When the businesses behind those headlines collapse, the tone changes. Suddenly, the story points to the pandemic, inflation, or a tough retail climate. Those factors matter, but they affect every brand in the market. If Kate’s influence carried the economic power so confidently claimed, the labels she wore would outperform their peers. Instead, they fail at the same rate, often worse. Tabitha Designs Ltd closure adds to a growing body of evidence that directly contradicts the glossy promises once splashed across front pages.

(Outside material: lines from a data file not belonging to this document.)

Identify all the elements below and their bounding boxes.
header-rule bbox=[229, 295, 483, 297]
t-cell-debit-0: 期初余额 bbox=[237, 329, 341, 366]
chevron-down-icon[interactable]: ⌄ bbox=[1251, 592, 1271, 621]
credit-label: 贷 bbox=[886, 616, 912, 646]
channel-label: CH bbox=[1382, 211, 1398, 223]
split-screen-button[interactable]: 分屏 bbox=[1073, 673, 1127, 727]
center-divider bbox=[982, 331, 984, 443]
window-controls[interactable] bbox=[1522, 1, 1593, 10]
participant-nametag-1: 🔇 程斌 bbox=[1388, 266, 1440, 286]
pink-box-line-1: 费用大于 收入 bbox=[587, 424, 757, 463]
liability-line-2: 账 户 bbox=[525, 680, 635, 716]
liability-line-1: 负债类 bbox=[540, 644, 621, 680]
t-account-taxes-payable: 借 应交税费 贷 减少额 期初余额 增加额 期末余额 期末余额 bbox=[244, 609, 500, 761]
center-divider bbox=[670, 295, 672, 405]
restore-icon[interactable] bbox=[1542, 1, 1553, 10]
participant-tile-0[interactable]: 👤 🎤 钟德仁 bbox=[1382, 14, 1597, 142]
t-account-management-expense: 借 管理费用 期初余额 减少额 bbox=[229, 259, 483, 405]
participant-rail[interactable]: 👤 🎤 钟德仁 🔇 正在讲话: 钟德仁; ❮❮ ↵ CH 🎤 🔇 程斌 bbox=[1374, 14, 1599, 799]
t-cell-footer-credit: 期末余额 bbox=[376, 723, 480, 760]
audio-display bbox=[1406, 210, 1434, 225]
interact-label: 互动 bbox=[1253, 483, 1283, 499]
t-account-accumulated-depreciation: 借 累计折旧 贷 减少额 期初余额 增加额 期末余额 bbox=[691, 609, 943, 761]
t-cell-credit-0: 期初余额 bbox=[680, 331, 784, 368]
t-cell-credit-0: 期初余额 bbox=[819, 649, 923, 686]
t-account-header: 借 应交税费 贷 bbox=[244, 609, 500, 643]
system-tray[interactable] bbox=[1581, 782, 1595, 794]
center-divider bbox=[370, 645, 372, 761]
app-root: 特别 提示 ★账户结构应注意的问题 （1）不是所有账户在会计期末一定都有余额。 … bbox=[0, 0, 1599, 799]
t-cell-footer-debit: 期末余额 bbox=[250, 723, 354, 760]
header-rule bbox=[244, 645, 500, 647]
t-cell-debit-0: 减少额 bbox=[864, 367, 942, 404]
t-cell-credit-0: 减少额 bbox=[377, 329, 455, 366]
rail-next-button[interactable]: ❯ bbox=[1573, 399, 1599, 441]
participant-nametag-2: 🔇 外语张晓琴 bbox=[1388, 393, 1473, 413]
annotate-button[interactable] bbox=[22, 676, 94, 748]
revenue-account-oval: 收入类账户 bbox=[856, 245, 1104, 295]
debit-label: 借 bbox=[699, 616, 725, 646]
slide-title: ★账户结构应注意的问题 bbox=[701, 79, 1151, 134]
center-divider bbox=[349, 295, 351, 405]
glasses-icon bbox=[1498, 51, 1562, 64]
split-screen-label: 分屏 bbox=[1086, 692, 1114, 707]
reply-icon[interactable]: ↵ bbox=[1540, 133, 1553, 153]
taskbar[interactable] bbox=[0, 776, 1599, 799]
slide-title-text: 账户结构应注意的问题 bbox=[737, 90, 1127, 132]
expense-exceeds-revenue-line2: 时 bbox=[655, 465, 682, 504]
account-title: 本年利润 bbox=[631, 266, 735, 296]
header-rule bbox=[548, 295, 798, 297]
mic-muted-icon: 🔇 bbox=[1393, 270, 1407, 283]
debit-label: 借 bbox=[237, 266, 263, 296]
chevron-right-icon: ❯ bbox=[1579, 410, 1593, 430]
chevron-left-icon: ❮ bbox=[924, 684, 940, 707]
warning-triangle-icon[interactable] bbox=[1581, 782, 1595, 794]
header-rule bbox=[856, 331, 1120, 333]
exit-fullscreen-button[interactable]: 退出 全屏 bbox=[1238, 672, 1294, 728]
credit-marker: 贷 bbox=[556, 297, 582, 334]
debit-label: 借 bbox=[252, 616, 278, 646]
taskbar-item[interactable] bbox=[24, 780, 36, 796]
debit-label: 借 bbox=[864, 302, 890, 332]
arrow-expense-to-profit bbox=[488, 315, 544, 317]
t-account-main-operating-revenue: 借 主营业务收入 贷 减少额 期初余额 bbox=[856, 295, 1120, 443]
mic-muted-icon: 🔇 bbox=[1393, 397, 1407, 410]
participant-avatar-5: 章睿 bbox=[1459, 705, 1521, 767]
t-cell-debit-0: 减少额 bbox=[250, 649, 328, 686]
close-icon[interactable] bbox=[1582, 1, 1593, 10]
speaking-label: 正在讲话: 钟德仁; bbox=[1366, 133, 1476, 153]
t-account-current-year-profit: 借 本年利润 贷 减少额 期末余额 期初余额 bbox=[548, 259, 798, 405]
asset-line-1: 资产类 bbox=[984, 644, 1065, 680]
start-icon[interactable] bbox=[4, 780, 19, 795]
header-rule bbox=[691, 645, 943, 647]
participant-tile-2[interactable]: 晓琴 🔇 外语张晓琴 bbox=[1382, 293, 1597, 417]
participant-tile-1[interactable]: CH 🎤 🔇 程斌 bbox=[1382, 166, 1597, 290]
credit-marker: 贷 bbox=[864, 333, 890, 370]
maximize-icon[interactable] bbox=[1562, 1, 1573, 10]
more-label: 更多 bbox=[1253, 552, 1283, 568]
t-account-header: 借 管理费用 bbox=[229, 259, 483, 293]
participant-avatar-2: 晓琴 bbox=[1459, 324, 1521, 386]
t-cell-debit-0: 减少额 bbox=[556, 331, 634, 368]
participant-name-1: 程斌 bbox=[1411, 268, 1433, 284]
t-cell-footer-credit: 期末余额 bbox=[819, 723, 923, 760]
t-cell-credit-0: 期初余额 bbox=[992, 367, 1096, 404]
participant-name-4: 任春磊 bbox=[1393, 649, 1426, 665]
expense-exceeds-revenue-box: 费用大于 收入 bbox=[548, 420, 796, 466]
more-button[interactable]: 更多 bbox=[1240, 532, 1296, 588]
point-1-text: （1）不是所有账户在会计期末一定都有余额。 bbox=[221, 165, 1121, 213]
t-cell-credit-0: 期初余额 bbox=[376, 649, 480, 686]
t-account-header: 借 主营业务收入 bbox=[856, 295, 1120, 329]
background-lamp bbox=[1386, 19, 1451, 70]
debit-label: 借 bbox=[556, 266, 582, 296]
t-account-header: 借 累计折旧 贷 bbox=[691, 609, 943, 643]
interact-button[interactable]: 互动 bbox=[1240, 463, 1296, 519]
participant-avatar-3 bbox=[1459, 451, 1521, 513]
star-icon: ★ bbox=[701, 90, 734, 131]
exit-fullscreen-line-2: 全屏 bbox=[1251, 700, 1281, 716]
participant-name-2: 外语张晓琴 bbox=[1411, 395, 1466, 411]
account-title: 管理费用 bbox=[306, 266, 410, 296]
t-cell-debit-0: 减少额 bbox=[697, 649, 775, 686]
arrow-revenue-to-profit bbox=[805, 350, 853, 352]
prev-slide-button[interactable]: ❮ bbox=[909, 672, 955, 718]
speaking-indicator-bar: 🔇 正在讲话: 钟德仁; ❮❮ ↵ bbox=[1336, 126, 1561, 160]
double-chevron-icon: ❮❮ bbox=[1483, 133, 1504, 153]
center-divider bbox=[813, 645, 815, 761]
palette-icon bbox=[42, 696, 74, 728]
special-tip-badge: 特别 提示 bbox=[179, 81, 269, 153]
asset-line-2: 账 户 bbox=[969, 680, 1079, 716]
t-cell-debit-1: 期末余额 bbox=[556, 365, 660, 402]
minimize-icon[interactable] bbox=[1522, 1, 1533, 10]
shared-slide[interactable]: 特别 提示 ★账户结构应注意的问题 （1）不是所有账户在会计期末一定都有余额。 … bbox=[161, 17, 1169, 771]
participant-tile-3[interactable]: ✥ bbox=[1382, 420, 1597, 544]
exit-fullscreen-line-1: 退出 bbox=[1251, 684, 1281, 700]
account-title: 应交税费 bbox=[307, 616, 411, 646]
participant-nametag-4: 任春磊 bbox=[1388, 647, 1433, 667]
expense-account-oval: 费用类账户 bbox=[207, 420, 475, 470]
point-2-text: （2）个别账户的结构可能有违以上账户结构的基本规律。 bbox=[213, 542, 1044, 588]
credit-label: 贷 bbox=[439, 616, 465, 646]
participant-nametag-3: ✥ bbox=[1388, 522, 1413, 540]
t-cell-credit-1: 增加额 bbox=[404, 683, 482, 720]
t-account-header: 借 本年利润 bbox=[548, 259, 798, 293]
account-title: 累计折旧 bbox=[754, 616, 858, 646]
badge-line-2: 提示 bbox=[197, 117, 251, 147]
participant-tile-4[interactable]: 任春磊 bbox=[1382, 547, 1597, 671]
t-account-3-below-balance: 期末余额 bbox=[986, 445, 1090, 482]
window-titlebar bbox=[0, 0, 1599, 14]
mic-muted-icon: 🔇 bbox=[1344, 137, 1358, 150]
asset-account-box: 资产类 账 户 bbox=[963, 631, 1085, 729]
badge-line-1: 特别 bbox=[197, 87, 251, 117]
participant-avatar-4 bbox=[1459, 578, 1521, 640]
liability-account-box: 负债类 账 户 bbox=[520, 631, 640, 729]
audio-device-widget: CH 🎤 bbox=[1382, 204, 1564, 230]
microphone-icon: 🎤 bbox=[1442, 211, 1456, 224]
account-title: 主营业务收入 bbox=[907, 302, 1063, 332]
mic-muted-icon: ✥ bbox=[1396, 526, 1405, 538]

Prestige Without Responsibility
Royal fashion operates at a safe distance. Designers take the financial risk while the palace keeps the shine. When a label collapses, there are no answers, no follow-through, and no support beyond the photograph that started the hype. Prestige arrives briefly, then vanishes when bills come due.
This arrangement benefits the monarchy, not the businesses drawn into its orbit. It allows an image of support without responsibility. Titles attract cameras, but they do not pay staff, steady cash flow, or protect jobs. The record is clear. Brands that relied on royal visibility did not outperform the market. Many failed outright.
What remains is a stubborn fiction. For years, parts of the press sold royal fashion as an economic force, even as evidence mounted to the contrary. British fashion does not need fantasy. It needs accuracy. Until media narratives stop confusing symbolism with demand, designers will continue to mistake exposure for security and learn too late that a photograph is not a guarantee of the future.